Macy's, a symbol of traditional brick-and-mortar retail, might be up for grabs, according to recent reports. Arkhouse Management and Brigade Capital Management have proposed a takeover offer valuing Macy's at a staggering 5.8 billion USD, with a price of 21 USD per share. This offer would present shareholders with a compelling premium of 32% over Macy's Friday closing price.
Investors seem to believe Macy's is undervalued on the public market, with its iconic real estate holdings, including New York City's flagship store, being highly sought after. Macy's lengthy tenure of underperforming stocks has rendered it an attractive target for such a deal.
However, it remains unclear whether Macy's leadership will enthusiastically embrace this proposal. Spokespeople for both Macy's and Arkhouse have declined to comment on the matter.
Macy's has been emblematic of department stores, providing consumers with a place to purchase clothing, fragrances, and other items since time immemorial. The modern Macy's was born in 2005, after the merger of Federated and May merchandising groups.
Despite decades of dominance, Macy's has been tardy to adapt to the digital age, lagging in e-commerce adoption and store transformation. However, the company has experimented with various strategies to revive its business, such as introducing new brands, smaller stores, and other initiatives. However, these efforts have not significantly altered Macy's long-term trajectory, with stocks plummeting 75% from their 2015 peak of 73 USD per share. In the wake of this decline, Macy's has shuttered nearly 300 stores, lost a third of its locations, and shed a third of its annual sales revenue of 3 billion USD.

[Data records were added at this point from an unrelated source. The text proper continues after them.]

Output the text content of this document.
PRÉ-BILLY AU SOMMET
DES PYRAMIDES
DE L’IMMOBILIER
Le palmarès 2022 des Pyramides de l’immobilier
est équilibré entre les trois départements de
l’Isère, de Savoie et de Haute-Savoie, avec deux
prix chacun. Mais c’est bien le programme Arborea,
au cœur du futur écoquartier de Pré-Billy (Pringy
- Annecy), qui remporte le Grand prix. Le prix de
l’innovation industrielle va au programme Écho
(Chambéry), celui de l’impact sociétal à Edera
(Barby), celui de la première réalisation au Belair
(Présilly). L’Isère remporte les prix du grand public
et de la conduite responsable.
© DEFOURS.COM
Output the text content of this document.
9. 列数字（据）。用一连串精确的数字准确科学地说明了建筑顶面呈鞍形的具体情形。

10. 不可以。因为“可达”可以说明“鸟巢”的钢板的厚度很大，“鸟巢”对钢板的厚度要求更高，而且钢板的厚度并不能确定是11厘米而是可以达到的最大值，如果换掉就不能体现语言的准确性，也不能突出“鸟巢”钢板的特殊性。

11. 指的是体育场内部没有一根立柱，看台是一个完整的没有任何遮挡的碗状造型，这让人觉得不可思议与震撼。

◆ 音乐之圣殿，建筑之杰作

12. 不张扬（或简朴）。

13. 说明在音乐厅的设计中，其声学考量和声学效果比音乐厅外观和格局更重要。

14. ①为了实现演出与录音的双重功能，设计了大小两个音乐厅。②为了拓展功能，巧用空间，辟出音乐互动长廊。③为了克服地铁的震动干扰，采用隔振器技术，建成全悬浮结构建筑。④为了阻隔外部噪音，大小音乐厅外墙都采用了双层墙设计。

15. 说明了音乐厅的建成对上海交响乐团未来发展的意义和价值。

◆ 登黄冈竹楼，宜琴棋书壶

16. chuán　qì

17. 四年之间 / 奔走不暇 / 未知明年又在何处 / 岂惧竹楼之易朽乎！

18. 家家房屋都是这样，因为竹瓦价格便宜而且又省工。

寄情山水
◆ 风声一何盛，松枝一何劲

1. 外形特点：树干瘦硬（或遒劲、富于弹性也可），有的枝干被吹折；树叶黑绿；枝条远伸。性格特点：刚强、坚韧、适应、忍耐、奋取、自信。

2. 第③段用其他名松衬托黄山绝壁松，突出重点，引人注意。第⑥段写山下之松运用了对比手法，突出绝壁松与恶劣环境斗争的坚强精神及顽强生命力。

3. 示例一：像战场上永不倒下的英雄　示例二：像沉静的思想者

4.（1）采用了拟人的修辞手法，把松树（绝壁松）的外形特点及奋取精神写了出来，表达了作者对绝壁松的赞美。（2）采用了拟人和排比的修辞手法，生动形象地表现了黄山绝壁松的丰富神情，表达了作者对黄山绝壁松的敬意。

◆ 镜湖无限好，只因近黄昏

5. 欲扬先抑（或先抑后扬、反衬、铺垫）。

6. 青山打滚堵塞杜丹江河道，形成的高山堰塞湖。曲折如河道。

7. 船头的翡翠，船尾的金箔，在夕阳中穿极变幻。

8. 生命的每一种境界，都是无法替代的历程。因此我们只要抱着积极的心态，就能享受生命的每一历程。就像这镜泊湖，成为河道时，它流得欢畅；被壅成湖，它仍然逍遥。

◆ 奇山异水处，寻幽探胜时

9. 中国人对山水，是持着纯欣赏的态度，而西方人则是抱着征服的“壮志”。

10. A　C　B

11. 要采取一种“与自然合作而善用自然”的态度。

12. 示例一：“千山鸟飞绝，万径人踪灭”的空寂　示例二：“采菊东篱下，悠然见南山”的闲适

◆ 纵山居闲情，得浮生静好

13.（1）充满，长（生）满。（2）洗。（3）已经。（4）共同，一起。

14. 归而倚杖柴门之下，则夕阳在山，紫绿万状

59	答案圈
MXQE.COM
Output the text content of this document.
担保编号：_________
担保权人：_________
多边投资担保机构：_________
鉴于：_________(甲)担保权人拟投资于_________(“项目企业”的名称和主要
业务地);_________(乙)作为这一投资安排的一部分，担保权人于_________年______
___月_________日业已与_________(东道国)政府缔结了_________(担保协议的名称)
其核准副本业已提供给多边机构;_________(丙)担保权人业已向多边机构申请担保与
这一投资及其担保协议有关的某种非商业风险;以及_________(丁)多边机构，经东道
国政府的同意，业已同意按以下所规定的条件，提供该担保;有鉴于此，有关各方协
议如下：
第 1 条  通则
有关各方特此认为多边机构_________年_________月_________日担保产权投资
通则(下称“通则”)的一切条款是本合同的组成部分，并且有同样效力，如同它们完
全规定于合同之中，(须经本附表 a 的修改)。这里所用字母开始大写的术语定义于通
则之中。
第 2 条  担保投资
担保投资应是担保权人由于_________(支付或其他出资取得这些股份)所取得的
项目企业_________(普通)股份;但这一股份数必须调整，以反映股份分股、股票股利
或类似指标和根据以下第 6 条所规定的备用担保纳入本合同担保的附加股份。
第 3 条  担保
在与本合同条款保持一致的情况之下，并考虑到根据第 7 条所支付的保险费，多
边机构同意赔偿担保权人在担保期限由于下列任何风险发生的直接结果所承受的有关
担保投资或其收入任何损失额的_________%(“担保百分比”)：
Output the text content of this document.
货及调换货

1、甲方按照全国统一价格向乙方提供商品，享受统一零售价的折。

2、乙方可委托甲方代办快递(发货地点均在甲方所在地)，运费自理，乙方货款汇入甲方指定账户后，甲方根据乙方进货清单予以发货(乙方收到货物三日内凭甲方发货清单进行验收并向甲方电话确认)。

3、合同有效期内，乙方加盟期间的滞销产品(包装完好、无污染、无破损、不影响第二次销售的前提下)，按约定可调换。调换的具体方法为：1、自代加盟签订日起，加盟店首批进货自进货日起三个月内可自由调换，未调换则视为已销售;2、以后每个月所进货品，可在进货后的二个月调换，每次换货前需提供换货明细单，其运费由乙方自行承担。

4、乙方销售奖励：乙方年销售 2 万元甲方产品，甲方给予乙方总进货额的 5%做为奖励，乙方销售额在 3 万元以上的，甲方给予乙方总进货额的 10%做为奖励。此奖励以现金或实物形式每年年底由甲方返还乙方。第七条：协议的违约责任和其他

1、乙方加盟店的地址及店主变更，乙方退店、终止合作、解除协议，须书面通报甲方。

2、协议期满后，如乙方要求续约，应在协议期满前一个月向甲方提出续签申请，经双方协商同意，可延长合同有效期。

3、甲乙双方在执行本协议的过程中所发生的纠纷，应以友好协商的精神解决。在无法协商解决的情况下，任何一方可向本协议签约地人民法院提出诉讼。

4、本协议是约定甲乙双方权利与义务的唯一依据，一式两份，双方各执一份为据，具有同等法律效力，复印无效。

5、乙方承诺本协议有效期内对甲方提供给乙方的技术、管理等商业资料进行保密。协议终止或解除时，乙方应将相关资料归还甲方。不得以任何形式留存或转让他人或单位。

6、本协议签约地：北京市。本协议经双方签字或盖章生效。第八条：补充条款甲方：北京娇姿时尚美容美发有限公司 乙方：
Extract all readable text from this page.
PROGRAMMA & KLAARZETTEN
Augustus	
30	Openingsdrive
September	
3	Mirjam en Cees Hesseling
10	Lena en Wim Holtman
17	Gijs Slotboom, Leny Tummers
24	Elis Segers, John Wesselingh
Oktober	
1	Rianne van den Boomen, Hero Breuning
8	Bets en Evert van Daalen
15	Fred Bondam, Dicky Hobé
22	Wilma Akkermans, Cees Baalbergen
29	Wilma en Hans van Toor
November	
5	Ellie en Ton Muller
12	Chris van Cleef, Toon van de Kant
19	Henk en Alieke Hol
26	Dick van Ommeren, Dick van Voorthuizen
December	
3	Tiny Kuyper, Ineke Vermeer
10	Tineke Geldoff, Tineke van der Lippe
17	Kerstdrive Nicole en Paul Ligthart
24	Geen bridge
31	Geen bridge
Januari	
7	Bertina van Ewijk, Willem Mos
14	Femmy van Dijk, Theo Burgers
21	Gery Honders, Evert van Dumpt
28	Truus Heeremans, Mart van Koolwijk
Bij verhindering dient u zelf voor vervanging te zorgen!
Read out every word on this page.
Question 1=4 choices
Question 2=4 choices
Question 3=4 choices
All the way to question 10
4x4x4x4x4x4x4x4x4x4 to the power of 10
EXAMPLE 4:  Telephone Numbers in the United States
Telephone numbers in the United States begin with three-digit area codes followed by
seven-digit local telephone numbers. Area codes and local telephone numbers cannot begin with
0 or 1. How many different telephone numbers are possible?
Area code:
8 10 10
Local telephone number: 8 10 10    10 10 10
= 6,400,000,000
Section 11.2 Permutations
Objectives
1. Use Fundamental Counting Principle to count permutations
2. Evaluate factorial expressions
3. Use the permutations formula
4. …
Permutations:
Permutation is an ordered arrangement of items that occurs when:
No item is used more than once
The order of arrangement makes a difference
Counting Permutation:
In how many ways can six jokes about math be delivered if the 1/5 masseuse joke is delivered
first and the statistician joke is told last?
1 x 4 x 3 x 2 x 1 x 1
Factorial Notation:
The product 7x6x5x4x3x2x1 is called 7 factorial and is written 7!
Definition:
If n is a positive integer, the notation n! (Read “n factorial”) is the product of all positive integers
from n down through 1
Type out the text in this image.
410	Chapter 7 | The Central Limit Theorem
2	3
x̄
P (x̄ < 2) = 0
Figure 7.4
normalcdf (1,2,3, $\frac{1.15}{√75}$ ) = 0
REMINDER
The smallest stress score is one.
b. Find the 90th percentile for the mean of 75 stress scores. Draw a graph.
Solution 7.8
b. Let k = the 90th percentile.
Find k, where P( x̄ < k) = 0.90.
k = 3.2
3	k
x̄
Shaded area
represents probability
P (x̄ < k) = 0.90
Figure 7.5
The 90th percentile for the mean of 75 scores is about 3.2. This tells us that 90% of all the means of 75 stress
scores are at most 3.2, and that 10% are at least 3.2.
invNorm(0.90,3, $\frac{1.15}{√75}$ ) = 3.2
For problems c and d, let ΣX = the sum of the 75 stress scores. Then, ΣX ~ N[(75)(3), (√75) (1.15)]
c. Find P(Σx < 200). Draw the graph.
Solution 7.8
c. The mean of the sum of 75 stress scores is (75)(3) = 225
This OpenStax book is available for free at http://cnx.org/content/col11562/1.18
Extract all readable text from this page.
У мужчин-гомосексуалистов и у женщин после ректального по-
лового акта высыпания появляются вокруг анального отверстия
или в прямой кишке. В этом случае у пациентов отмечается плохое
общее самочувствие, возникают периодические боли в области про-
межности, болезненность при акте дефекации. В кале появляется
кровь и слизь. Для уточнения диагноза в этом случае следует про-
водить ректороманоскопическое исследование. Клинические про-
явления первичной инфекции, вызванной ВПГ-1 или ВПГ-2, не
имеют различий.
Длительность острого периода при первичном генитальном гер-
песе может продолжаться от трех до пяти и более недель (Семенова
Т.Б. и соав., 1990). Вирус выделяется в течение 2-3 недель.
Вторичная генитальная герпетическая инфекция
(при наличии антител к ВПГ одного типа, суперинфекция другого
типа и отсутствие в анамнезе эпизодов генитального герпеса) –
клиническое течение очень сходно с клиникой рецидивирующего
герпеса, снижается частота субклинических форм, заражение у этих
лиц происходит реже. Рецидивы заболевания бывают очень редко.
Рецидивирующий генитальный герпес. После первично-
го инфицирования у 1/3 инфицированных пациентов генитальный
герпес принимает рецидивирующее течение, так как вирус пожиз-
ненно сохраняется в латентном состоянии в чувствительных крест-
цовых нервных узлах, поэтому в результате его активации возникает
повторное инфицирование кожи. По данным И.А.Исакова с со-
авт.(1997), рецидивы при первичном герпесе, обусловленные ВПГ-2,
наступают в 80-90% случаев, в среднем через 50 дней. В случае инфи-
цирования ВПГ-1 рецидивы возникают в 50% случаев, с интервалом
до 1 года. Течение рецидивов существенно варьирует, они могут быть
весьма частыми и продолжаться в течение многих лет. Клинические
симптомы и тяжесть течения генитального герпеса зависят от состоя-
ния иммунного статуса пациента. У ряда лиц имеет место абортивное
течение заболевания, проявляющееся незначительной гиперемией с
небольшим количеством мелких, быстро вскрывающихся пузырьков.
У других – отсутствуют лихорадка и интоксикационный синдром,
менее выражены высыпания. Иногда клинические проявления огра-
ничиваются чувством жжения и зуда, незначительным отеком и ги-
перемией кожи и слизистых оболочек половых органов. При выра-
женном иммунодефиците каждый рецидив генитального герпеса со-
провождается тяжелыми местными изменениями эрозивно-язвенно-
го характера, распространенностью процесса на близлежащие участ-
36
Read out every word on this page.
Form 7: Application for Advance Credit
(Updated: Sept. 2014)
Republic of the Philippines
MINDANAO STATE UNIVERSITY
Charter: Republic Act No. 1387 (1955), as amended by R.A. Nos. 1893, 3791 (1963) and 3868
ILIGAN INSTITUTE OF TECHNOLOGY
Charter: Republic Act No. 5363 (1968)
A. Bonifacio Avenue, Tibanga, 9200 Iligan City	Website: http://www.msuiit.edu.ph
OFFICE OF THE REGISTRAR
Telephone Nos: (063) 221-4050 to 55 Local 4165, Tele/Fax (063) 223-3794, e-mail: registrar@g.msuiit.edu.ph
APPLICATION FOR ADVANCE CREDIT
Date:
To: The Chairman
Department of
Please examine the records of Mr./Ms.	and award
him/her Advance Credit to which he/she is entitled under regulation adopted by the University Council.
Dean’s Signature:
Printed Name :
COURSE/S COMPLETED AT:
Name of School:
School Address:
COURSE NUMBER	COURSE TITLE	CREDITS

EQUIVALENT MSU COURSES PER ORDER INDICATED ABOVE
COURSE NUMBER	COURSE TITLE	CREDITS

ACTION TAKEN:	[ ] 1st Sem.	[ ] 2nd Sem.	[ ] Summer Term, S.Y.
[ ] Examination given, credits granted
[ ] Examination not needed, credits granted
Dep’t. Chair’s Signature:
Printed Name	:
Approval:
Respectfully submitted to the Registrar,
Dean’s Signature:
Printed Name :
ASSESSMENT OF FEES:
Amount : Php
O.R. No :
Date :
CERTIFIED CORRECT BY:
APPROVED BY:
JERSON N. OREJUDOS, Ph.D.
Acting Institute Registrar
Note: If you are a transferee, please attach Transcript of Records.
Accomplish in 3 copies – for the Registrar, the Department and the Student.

The decline in department stores is not an isolated phenomenon. According to the Census Bureau, retail sales in department stores have halved since 2000, with this downturn contributing to the demise of retail giants such as Sears, Neiman Marcus, JCPenney, Lord & Taylor, and others.
Heightened competition from Amazon, luxury department stores, discount retailers, and online-focused brands like Shein and Temu, as well as the rise of fast-fashion giants, have put Macy's in a chokehold. The company has further been affected by the competition from discount stores like TJ Maxx and Burlington. To compound matters, Macy's substantial presence in shopping malls, which are undergoing their own transformations, has also added to its woes.
Despite this, some analysts contend that the takeover offer might be too low. In 2015, Starboard highlighted Macy's estimated 21 billion USD worth, while the flagship New York store alone was valued at 4 billion USD. Hudson's Bay, Saks' parent company, also pegged Macy's total worth at 14 billion USD in 2017.
Nonetheless, the acquisition could exacerbate Macy's existing challenges. Since the early 2000s, private equity firms and hedge funds have aggressively acquired ailing or underperforming retailers with the intent of privatizing them and improving their operations to ultimately sell for a profit. In such cases, short-term gains are often generated by selling off property and possibly divesting the e-commerce business. However, the future of Macy's core retail operations remains on shaky ground.
The weight of past bankruptcies among prominent retailers such as Lord & Taylor, Toys R Us, Payless, and Sears further dampens optimism.
In conclusion, Macy's faces significant challenges in adapting to the evolving retail landscape. The takeover offer from Arkhouse Management and Brigade Capital Management provides Macy's with a unique opportunity to restructure, renew, and revitalize its business. However, the legacy of prior acquisitions and the tough competition in the retail market remain worrysome. Regardless of the direction Macy's takes, market forces will continue to shape the future of traditional retailers, calling for innovative and resilient strategies to survive and prosper.